Hükmü davacı vekili temyiz etmiştir.
Yerel mahkeme ile özel daire arasındaki uyuşmazlık; davacı tarafın davanın açıldığı tarihte dava açmakta haklı olup olmadığının belirlenmesi ve varılacak sonuca göre de lehine masraf ve vekalet ücretine hükmedilmesinin gerekip gerekmeyeceği noktasında toplanmaktadır.
Dosya içerisinden ve toplanan delillerden:
Dava konusu taşınmazın tapuya dayalı olarak, dava dışı şahıs adına tespit görüp, 09.09.1980 tarihinde kesinleştiği, davalının taşınmazı 01.06.1989 tarihinde satış suretiyle edindiği; davacı Hazine tarafından 8.1.2008 tarihinde açılan eldeki dava ile, çekişmeli taşınmazın 3621 sayılı Kıyı Kanunu’nun 4.maddesi uyarınca kıyıda kaldığının ileri sürüldüğü; yargılama sırasında 25.2.2009 tarihinde kabul edilen 5841 sayılı yasa ile 3402 sayılı Kadastro Yasası’nın 12/3.maddesi hükmünün değiştirilerek; “…Bu tutanaklarda belirtilen haklara, sınırlandırma ve tespitlere ait tutanakların kesinleştiği tarihten itibaren on yıl geçtikten sonra, kadastrodan önceki hukuki sebeplere dayanarak itiraz olunamaz ve dava açılamaz. Bu hüküm, iddia ve taşınmazın niteliğine yahut Devlet veya diğer kamu tüzel kişileri dahil, tarafların sıfatına bakılmaksızın uygulanır.” hükmünün getirilmesi üzerine, Yerel Mahkemece 25.3.2010 tarihinde hak düşürücü süreden davanın reddine karar verildiği, anlaşılmaktadır.

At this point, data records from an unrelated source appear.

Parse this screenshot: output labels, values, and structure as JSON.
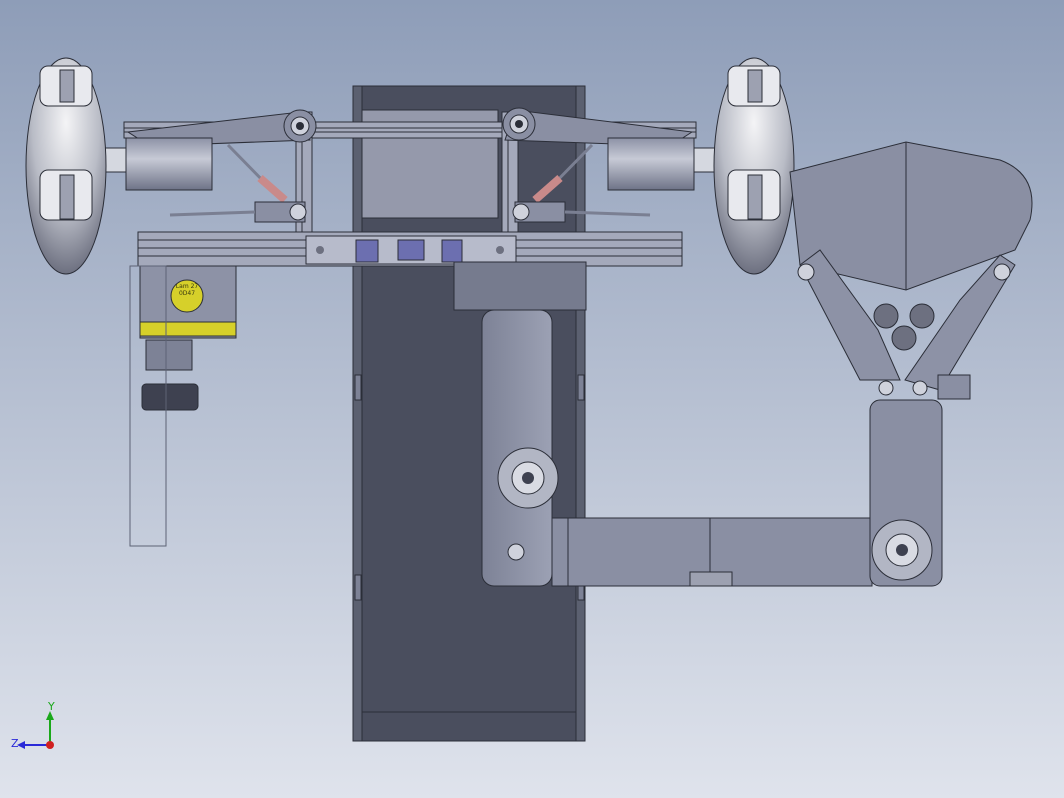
{
  "viewport": {
    "background_top": "#8e9db8",
    "background_bottom": "#dfe3ec"
  },
  "colors": {
    "metal": "#9fa5b8",
    "metal_dark": "#5d6275",
    "belt": "#4a4e5e",
    "arm": "#8a8fa3",
    "accent_yellow": "#d6d02a",
    "accent_purple": "#6c6fb0",
    "spring_red": "#c98a8a"
  },
  "nameplate": {
    "line1": "Lam 27",
    "line2": "0D47"
  },
  "triad": {
    "y_label": "Y",
    "z_label": "Z",
    "y_color": "#1aa81a",
    "z_color": "#2a2ad8",
    "origin_color": "#d02020"
  }
}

Hukuk Usulü Muhakemeleri Kanunu’nun 76.maddesinde “Hakim re’sen Türk kanunları mucibince hüküm verir….” şeklinde ifadesini bulan yasal ilke gözetildiğinde; Anayasa Mahkemesi’nin iptal kararlarının bu gibi kesin hüküm halini almamış derdest dosyalar yönünden uygulanmasının zorunluluğu ortadadır. İptal kararının Resmi Gazetede yayınlandığı tarihten sonra, Hukuk Usulü Muhakemeleri Kanunu’nun 76.maddesi uyarınca, yürürlükteki yasaları uygulamakla yükümlü bulunan mahkemelerin ve giderek Yargıtay’ın , iptal kararı ile yürürlükten kalkan bir yasa maddesine dayanarak inceleme yapma ve karar verme yetkisi bulunmadığından, davanın açıldığı tarihteki mevzuat ve içtihatlara uygun olarak açılan davanın, anılan iptal hükmü nedeniyle reddi halinde,tarafların sorumluluğu bulunmadığından, davada haksız çıkan taraf olarak nitelendirilip vekalet ücretiyle sorumluluklarına hükmetme olanağının bulunmadığı yönü de gözetilmelidir.

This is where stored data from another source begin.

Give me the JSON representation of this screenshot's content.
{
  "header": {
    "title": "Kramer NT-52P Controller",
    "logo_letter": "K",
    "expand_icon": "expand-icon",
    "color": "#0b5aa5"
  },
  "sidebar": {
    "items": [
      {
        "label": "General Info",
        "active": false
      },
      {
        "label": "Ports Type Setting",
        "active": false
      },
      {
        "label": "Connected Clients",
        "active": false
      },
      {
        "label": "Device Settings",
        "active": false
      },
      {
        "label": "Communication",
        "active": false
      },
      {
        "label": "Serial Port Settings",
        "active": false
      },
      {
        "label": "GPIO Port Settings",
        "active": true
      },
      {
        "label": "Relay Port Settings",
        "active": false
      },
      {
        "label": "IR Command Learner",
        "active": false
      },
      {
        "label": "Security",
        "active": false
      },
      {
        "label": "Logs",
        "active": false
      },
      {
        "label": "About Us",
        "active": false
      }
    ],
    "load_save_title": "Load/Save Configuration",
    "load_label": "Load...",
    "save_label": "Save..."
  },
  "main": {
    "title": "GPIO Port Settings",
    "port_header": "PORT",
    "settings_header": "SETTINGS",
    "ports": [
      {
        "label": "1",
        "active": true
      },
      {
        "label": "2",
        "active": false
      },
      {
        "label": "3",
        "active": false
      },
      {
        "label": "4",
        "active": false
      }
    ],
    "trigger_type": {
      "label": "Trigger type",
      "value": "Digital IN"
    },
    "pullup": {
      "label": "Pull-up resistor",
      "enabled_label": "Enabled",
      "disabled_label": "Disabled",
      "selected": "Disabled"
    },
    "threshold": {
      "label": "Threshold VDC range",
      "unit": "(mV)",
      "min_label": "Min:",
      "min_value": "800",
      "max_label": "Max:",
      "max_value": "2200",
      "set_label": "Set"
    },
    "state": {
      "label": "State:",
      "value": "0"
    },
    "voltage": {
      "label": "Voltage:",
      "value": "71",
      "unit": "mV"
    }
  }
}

Diğer taraftan, dava devam ederken çıkan yasa nedeniyle davanın reddine karar verilmesinde haklılık haksızlık söz konusu edilemez. Yasa; eldeki davalara da bu kanun hükmünün uygulanacağını hüküm altına almakla geriye dönük uygulamayı kabul etmiştir. Bu durumlara dava tarihi itibariyle ve geriye dönük uygulama nedeniyle davanın açıldığı tarihte hak düşürücü sürenin dolmuş olacağı kabul edildiğinden artık haklılık ve haksızlığın araştırılması söz konusu olamaz.

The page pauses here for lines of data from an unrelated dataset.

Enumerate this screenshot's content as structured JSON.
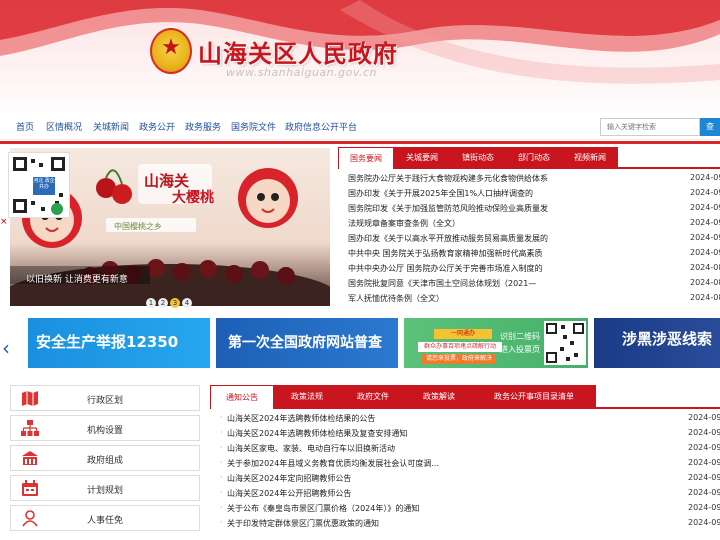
{
  "header": {
    "title": "山海关区人民政府",
    "url_watermark": "www.shanhaiguan.gov.cn"
  },
  "nav": {
    "items": [
      "首页",
      "区情概况",
      "关城新闻",
      "政务公开",
      "政务服务",
      "国务院文件",
      "政府信息公开平台"
    ],
    "search_placeholder": "输入关键字检索",
    "search_button": "查"
  },
  "slideshow": {
    "caption": "以旧换新 让消费更有新意",
    "image_text": [
      "山海关",
      "大樱桃",
      "中国樱桃之乡"
    ],
    "dots": [
      "1",
      "2",
      "3",
      "4"
    ],
    "active_dot": 3
  },
  "qr_widget": {
    "badge": "河北 政企共办",
    "close": "×"
  },
  "news": {
    "tabs": [
      "国务要闻",
      "关城要闻",
      "镇街动态",
      "部门动态",
      "视频新闻"
    ],
    "items": [
      {
        "title": "国务院办公厅关于践行大食物观构建多元化食物供给体系",
        "date": "2024-09"
      },
      {
        "title": "国办印发《关于开展2025年全国1%人口抽样调查的",
        "date": "2024-09"
      },
      {
        "title": "国务院印发《关于加强监管防范风险推动保险业高质量发",
        "date": "2024-09"
      },
      {
        "title": "法规规章备案审查条例（全文）",
        "date": "2024-09"
      },
      {
        "title": "国办印发《关于以高水平开放推动服务贸易高质量发展的",
        "date": "2024-09"
      },
      {
        "title": "中共中央 国务院关于弘扬教育家精神加强新时代高素质",
        "date": "2024-09"
      },
      {
        "title": "中共中央办公厅 国务院办公厅关于完善市场准入制度的",
        "date": "2024-08"
      },
      {
        "title": "国务院批复同意《天津市国土空间总体规划（2021—",
        "date": "2024-08"
      },
      {
        "title": "军人抚恤优待条例（全文）",
        "date": "2024-08"
      }
    ]
  },
  "promos": {
    "arrow": "‹",
    "a": "安全生产举报12350",
    "b": "第一次全国政府网站普查",
    "c_tag": "一网通办",
    "c_line1": "群众办事百项堵点疏解行动",
    "c_line2": "请您来投票，政府来解决",
    "c_qr_text": "识别二维码 进入投票页",
    "d": "涉黑涉恶线索"
  },
  "sidebar": {
    "items": [
      {
        "label": "行政区划",
        "icon": "map-icon"
      },
      {
        "label": "机构设置",
        "icon": "org-chart-icon"
      },
      {
        "label": "政府组成",
        "icon": "building-icon"
      },
      {
        "label": "计划规划",
        "icon": "calendar-icon"
      },
      {
        "label": "人事任免",
        "icon": "person-icon"
      }
    ]
  },
  "notices": {
    "tabs": [
      "通知公告",
      "政策法规",
      "政府文件",
      "政策解读",
      "政务公开事项目录清单"
    ],
    "items": [
      {
        "title": "山海关区2024年选聘教师体检结果的公告",
        "date": "2024-09-"
      },
      {
        "title": "山海关区2024年选聘教师体检结果及复查安排通知",
        "date": "2024-09-"
      },
      {
        "title": "山海关区家电、家装、电动自行车以旧换新活动",
        "date": "2024-09-"
      },
      {
        "title": "关于参加2024年县域义务教育优质均衡发展社会认可度调...",
        "date": "2024-09-"
      },
      {
        "title": "山海关区2024年定向招聘教师公告",
        "date": "2024-09-"
      },
      {
        "title": "山海关区2024年公开招聘教师公告",
        "date": "2024-09-"
      },
      {
        "title": "关于公布《秦皇岛市景区门票价格（2024年）》的通知",
        "date": "2024-09-"
      },
      {
        "title": "关于印发特定群体景区门票优惠政策的通知",
        "date": "2024-09-"
      }
    ]
  },
  "colors": {
    "brand_red": "#c9151e",
    "nav_blue": "#1f4e9c",
    "search_blue": "#1e86d6"
  }
}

Her ne kadar , görüşme sırasında direnme kararından sonra 18.01.2011 tarihinde yürürlüğe giren ve mahkemece üzerinde inceleme ve değerlendirme yapılmamış olan 6099 Sayılı Kanunun hükümlerinin uygulanması yönünde tartışma açılmış ise de; bu yasanın eldeki davalara uygulanma olanağı bulunmamaktadır. 18.01.2011 tarihinde 6099 Sayılı Kanunun 16. maddesi yürürlüğe girmiş ve anılan madde ile 21/6/1987 tarihli ve 3402 sayılı Kadastro Kanununa 36 ncı maddeden sonra gelmek üzere “Kamu tarafından açılan davalarda yargılama giderleri” başlığı altında 36/A maddesi ile; “ Kadastro işlemi ile oluşan tespit ve kayıtların iptali için Devlet veya diğer kamu kurum ve kuruluşları tarafından kayıt lehtarına karşı kadastro mahkemeleri ile genel mahkemelerde açılan davalarda davalı aleyhine vekâlet ücreti dâhil, yargılama giderine hükmolunmaz.” hükmü getirilmiştir. Bu hükmün getiriliş amacı farklıdır. Belirtmek gerekir ki bu yasanın uygulanabilmesi için öncelikle, görülen davada haklılık ve haksızlık oranlarına göre yargılama giderine hükmedilmesi koşullarının bulunnması gerekir. Direnmeye konu edilen olayda olduğu gibi tarafların leh veya aleyhine yargılama giderine karar verilemeyecek durumlarda 6099 sayılı yasanın uygulanma imkanı yoktur. 6099 sayılı yasanın uygulanabilmesi için ikinci koşul, Devlet veya kamu kurum ve kuruluşları tarafnıdan, kadastro işlemin ile oluşan tespit ve kayıtların iptali için açılan davanın kazanılmış olması yani kayıt ve işlemih iptaline karar verilmiş olması, böylece davacı yararına yargılama giderine hükmedilmesi şartının oluşmuş olmasıdır. Aksine dava reddedilip de, davalı yararına yargılama giderine hükmedilmesi gerekiyorsa 6099 sayılı yasanın uygulanması mümkün olmayacağından, davalı için yargılama giderlerine hükmedilecektir.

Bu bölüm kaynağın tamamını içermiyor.